While we still continue to wait for a white house response regarding the metric petition, its important to continue to educate people on metric units, regardless of age. As more consumers become more familiar with SI units, there will be a shift in product marketing, and dual labeling will become even more of a costly burden then it already is. Great article by the way. We are still moving forward, but we do need to pick up the pace.

trusten
4
Points
trusten 04/04/13 - 04:15 pm
0
0
completing U.S. metrication

Ms. Jasper,

Thank you for your superb article and for the mention of our association. Your findings show what we already know to be true: that the U.S. has long since gone metric. It's just that we haven't finished the job.
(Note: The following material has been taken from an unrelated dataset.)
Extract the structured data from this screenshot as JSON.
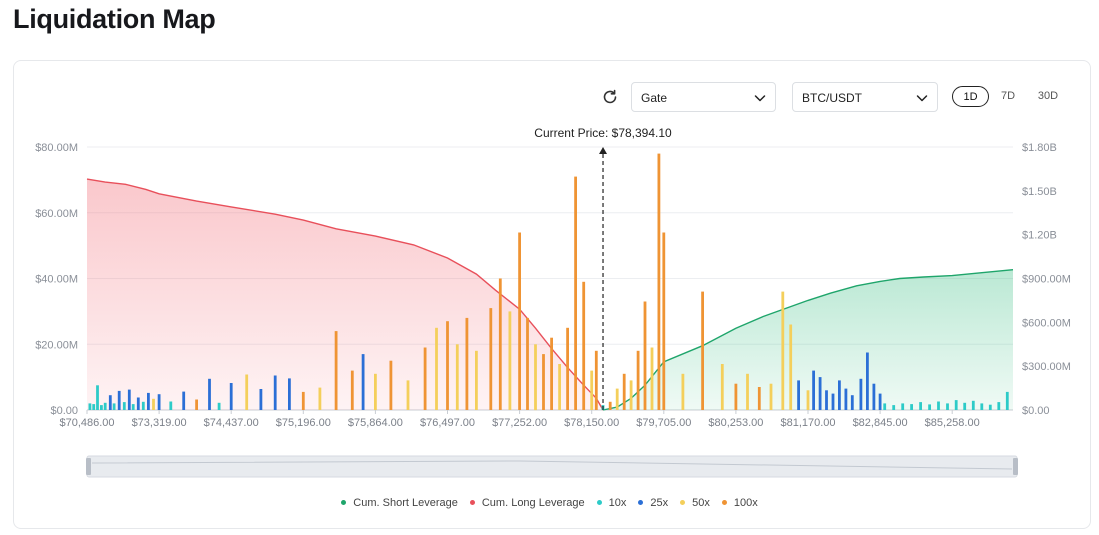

President Obama should heed the online White House petition supporting U.S. changeover to the metric measurement standard. Now is surely the time for him, and for the Congress, to provide long-overdue leadership on this national goal. America must either lead, follow, or get out of the way of the global marketplace.

Sincerely,

Paul Trusten
Registered Pharmacist
Vice President and Public Relations Director
U.S. Metric Association, Inc.
www.metric.org
trusten@grandecom.net
+1(432)528-7724

BeholdersEye
4
Points
BeholdersEye 04/05/13 - 09:37 am
0
0
See mL Not gram

Dear Kelly, you can not see a gram unless you know the density, mass, and volume of a given material/element. The small cubes in your article is a volume of one cubic centimetre = 1 cm³ = 1 mL and if that was water would also be one gram. And I do believe fat is less dense than water, thus one gram of fat would take up more space than 1 cm³.

Also we should only be using one system - SI Metric, Americans are wasting money buying and using two incompatible tool sets and hardware. Why? The rest of the World only uses and buys one set of tools.

Using two different system is very confusing, causes problems, loss of money and is not working and wasting our time learning them both. Only teach SI Metric in schools, if American employers need workers to know American Imperial system, let the employer teach their own workers.